Forstpolitik

DeSH sieht Holzverwendung durch LULUCF-Verordnung gefährdet

Bearbeitet von Marc Kubatta-Große

Die Europäische Kommission hat im Sommer 2021 mit ihrem „Fit for 55“ Programm zahlreiche Entwürfe für neue Verordnungen und Richtlinien zur Umsetzung des Green Deals veröffentlicht. Eine für die gesamte Forst- und Holzwirtschaft zentrale Verordnung ist die Überarbeitung der Klimabilanzierungsregeln zur Landnutzung, Landnutzungsänderung und Forstwirtschaft (LULUCF), die nach Ansicht des Deutschen Säge- und Holzindustrie Bundesverband (DeSH) zu extremen Einschränkungen der Waldbewirtschaftung und Holzverwendung führen kann.

Die Auswirkungen des Klimawandels sind in den vergangenen Jahren überall auf der Welt sichtbarer geworden. Mit welchen Maßnahmen und Instrumenten die Mammutaufgabe Klimaschutz umgesetzt werden muss, haben Vertreter aus aller Welt in Glasgow auf der Weltklimakonferenz COP26 diskutiert.

EU-Kommission widerspricht sich

Auf dem europäischen Festland hat die EU-Kommission mit ihrem „Fit for 55“ Paket im Sommer bereits einige ihrer Strategien vorgestellt, wie u.a. die Überarbeitung der LULUCF-Verordnung, deren Beteiligungsprozess diese Woche endete. „Die vorgeschlagenen Änderungen der Verordnung zeigen einen deutlichen Widerspruch zwischen Wunsch und Wirklichkeit bei Wald und Holz auf“, stellt DeSH-Geschäftsführerin Julia Möbus fest. Die EU-Kommission sei mit ihren Vorgaben nicht nur über das Ziel hinausgeschossen, sondern provoziere damit sogar negative Effekte für den Klimaschutz. Denn auf der einen Seite stelle die Kommission heraus, dass Holz ein wirksames Instrument zur CO2-Reduktion sein kann, konterkariere aber diese positiven Einflüsse durch Einschränkungen in der nachhaltigen Waldbewirtschaftung, die die Grundlage der Holzverarbeitung darstelle.

Unrealistische CO2-Minderungsziele

Ein zentraler Kritikpunkt des DeSH sind die vorgeschlagenen CO2-Reduktionsziele im LULUCF-Bereich und deren wissenschaftliche Herleitung. Als Grundlage für CO2-Minderungsziele im Ökosystem Wald mit sehr langwierigen Veränderungsprozessen einen Zeitraum von zwei Jahren mit großen Schwankungen und Waldschäden heranzuziehen, sei sehr fragwürdig und stelle kaum eine valide Prognosegrundlage dar. Da der Projektionsbericht des Umweltbundesamtes den LULUCF-Sektor in den nächsten Jahrzehnten sogar zur CO2-Quelle in Deutschland werden sieht, seien die Ziele dringend zu überprüfen und anzupassen, so Möbus.
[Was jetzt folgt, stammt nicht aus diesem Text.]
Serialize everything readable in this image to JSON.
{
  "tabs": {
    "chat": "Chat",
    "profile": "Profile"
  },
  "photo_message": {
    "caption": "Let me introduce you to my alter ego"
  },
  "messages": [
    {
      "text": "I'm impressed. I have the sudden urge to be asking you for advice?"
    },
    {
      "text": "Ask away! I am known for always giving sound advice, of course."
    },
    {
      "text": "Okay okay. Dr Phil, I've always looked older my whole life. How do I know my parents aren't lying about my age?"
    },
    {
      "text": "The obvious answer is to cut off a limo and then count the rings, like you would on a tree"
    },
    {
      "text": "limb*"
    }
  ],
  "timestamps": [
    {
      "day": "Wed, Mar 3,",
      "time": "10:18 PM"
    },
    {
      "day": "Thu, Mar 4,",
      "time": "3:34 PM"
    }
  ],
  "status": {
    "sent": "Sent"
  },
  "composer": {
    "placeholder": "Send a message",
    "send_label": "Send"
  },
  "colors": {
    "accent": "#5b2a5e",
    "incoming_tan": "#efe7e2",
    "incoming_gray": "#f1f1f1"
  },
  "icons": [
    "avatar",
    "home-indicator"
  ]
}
Knapp die Hälfte des deutschen Waldes würde ausfallen

Andernfalls drohen erhebliche Einschränkungen der Waldbewirtschaftung und damit verbunden ein Verlust des Klimaschutzpotenzials von Holz. Holz speichert CO2 in Produkten über die gesamte Lebensdauer, erzeugt damit negative Emissionen, lässt sich immer wieder für neue Produkte wiederverwenden und ersetzt damit fossile Ressourcen.
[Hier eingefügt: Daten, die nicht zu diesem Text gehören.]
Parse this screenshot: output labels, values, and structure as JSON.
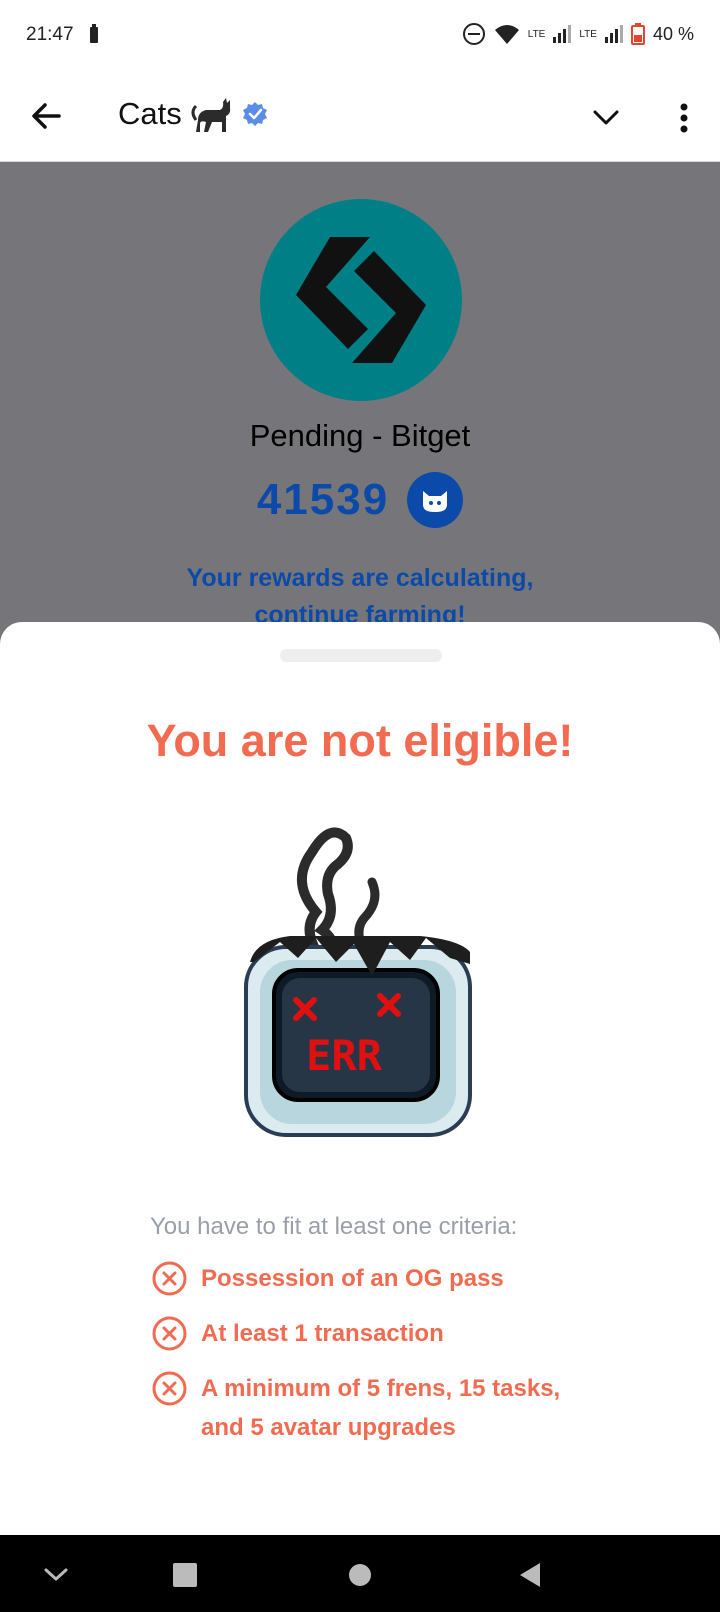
{
  "status_bar": {
    "time": "21:47",
    "battery_percent": "40 %",
    "network_labels": [
      "LTE",
      "LTE"
    ]
  },
  "app_bar": {
    "title": "Cats",
    "title_emoji": "cat-emoji",
    "verified_icon": "verified-badge-icon"
  },
  "webview": {
    "exchange_logo": "bitget-logo",
    "pending_title": "Pending - Bitget",
    "score": "41539",
    "rewards_text": "Your rewards are calculating, continue farming!"
  },
  "sheet": {
    "title": "You are not eligible!",
    "illustration": "err-monitor-illustration",
    "err_label": "ERR",
    "criteria_label": "You have to fit at least one criteria:",
    "criteria": [
      {
        "text": "Possession of an OG pass"
      },
      {
        "text": "At least 1 transaction"
      },
      {
        "text": "A minimum of 5 frens, 15 tasks, and 5 avatar upgrades"
      }
    ]
  },
  "colors": {
    "accent": "#f26b50",
    "score_blue": "#0b4aa8",
    "bitget_teal": "#017f86",
    "overlay_gray": "#76767a",
    "muted_text": "#9a9ea8"
  }
}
Die vorgeschlagenen Ziele in der Verordnung werden ohne Änderung zwangsläufig dazu führen, dass knapp die Hälfte des deutschen Waldes nicht mehr bewirtschaftet werden und damit auch kein heimisches Holz mehr für nachhaltiges Bauen und Wohnen eingesetzt werden darf, warnt Möbus.

Wald kann nicht CO2 für alle Sektoren kompensieren

Damit werde man die gesellschaftlichen Herausforderungen jedoch nicht lösen, sondern müsse vielmehr dazu kommen, dass alle Sektoren ihren Beitrag zur Minderung der CO2-Emissionen leisten. Dazu gehöre auch, Holz mit seinen klimaschonenden Eigenschaften verstärkt einzusetzen.

„Dass mit der Verordnung der Wald einseitig zur Kompensation für alle Sektoren dienen soll, ist der absolut falsche Weg“, so Möbus abschließend.